Cybersecurity Campaign Playbook (via) “The information assembled here is for any campaign in any party. It was designed to give you simple, actionable information that will make your campaign’s information more secure from adversaries trying to attack your or-ganization—and our democracy.”
Breaking Cliques at Events. Eric proposes a new guideline for long-running conferences, which have a tendency to form somewhat insular cliques of the attendees who have been going the longest: “For every year you have attended the event, you should try to meet that many new people each day.”
Python 3 Readiness (via) 345 of the 360 most popular Python packages are now compatible with Python 3. I’d love to see a version of this graph over time.
Django 2.0 released. The first version of Django to drop support for Python 2. I’ve been running the RC on my blog for the past 5 weeks and greatly enjoying the new mobile-optimized Django admin for posting links and quotations from my phone. The new simplified URL routing syntax (an optional alternative to regular expressions) is a very welcome improvement.
Datasette: Ability to customize presentation of specific columns in HTML view.

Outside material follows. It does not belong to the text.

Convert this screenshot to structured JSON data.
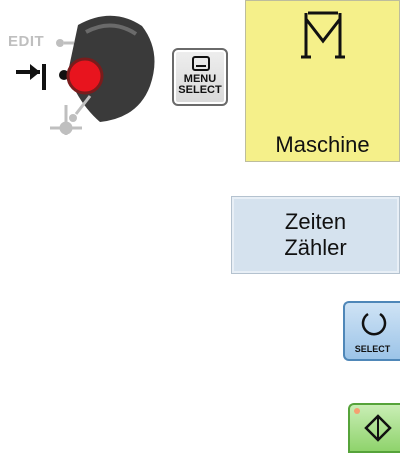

Still a work in progress, but Datasette master now allows you to inject links to one or more additional CSS and JavaScript resources (optionally with SRI hashes) which will be included on every page. Each template also
now provides CSS classes on the body element derived from the current database and table names to provide hooks for custom styling. Next up: custom template support.
Can I use... input type=color.
TIL <input type="color"> has reached 78.83% support globally already - biggest gap right now is Mobile Safari.
Interactive Workflows for C++ with Jupyter. Whoa, this really works... not just an interactive C++ REPL in a Jupyter notebook, but inline graph plotting support and interactive widgets as well. Scroll to the bottom of the article for Binder links which let you fire up an interactive C++ REPL in your browser and start interacting with it instantly.